Chaînon intéressant du cinéma action/policier HK, qui chez moi fait le lien entre les deux bouts des années 80, avec d'un côté "L'Enfer des armes" de Tsui Hark (1980) et de l'autre "Le Syndicat du crime" de John Woo (1986). Il y a des marques d'exagération typiques, pas de doute sur l'origine du film, mais sans sombrer dans les excès qui deviendront très désagréables par la suite. Et il y a en outre une touche d'originalité notable à travers l'histoire de ce gang chinois franchissant la frontière avec Hong Kong pour y entrer clandestinement et commettre divers coups, dans le but d'amasser de grandes quantités d'oseille et vivre leurs vieux jours riches de retour chez eux. Cette mission illustre une aspiration à une meilleure vie, avec des rêves d'argent facile que la vie hongkongaise fait miroiter comme un miroir aux alouettes, que je n'avais jamais vu auparavant.
En 1984 le polar made in HK n'est pas encore à son apogée, et Johnny Mak investit un registre sans cette composante spectaculaire (et excessive, à mon sens), loin de la grandiloquence et de la tonalité mélodramatique qu'on connaît si bien. Ici les protagonistes n'ont vraiment pas grand-chose qui tiendrait du héros, ils sont d'ailleurs interprétés par des acteurs non-professionnels il me semble, parfaits pour incarner cette frange de la population chinoise qui n'a plus rien à perdre en marge de l'expansion économique hongkongaise.
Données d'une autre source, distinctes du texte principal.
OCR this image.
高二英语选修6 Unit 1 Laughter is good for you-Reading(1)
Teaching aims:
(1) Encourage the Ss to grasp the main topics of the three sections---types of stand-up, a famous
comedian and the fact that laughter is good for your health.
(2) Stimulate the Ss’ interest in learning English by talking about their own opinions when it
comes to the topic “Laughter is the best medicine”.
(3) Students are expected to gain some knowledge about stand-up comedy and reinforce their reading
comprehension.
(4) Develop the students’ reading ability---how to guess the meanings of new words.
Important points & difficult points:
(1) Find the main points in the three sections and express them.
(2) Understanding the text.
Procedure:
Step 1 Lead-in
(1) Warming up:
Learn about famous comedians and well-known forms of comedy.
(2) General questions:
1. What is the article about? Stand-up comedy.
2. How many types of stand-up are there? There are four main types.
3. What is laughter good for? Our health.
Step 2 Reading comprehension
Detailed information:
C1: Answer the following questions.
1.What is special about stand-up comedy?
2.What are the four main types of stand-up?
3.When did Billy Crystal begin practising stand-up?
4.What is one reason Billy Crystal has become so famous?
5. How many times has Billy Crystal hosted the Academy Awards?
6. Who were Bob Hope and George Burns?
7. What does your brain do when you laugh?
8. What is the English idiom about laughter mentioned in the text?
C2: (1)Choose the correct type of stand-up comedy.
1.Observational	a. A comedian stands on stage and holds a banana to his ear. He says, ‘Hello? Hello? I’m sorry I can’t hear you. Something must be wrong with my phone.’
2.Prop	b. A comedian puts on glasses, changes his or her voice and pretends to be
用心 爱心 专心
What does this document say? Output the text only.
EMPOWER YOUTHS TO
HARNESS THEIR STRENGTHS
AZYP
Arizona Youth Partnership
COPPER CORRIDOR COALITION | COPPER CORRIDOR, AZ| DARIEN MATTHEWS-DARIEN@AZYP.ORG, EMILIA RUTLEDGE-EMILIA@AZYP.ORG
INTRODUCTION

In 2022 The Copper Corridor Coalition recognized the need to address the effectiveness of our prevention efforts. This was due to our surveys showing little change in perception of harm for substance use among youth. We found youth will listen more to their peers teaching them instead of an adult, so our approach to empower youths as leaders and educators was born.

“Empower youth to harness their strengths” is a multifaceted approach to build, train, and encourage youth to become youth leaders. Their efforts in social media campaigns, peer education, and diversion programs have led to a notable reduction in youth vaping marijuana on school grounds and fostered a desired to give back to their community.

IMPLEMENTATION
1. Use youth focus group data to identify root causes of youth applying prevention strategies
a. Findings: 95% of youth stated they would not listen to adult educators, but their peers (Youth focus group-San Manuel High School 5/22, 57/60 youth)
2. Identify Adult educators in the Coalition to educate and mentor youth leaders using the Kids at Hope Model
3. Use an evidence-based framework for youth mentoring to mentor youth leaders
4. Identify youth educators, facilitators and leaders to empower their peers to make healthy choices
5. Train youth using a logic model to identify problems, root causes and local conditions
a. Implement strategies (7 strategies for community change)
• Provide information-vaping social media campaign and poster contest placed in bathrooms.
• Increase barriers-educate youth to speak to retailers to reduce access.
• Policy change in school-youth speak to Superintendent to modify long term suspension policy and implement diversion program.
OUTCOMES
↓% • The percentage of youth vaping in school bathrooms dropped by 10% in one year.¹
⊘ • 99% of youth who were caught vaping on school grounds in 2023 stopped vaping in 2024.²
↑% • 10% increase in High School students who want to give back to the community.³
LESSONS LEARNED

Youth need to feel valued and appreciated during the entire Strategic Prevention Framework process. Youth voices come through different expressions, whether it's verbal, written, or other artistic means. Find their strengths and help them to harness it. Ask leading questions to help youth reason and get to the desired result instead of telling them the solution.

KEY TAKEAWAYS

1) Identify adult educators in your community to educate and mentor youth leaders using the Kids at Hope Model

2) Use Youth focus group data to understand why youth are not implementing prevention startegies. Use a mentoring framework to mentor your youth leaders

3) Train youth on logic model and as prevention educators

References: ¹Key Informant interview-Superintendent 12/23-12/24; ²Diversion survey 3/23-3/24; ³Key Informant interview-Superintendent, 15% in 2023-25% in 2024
De manière presque évidente, pourrait-on dire, les plans des criminels rêveurs ne se passeront pas comme prévu, et la Citadelle de Kowloon (une enclave chinoise, jusqu'à sa démolition au début des années 1990, avec une densité de population phénoménale, 1,9 millions hab./km² en 1987) offre un décor labyrinthique incroyable pour la séquence finale avec, entre autres, une grosse fusillade entre le gang et la police. Ambiance très surprenante en ces lieux qui laisse penser que beaucoup d'autres films auraient pu exploiter cet environnement si particulier et aujourd'hui disparu.
Il y a pas mal de détails qui clochent malgré tout, les histoires de trahison à répétition notamment, même si Mak ne s’en sort pas trop mal avec les écueils habituels du genre, mais ils sont contrebalancés par le vie empreinte de réalisme construite autour des personnages, quelques particularités (les vigiles indiens, la visite dans un bordel, les salles d'arcade glauques) et quelques scènes efficaces — l'assassinat du flic à la patinoire par exemple.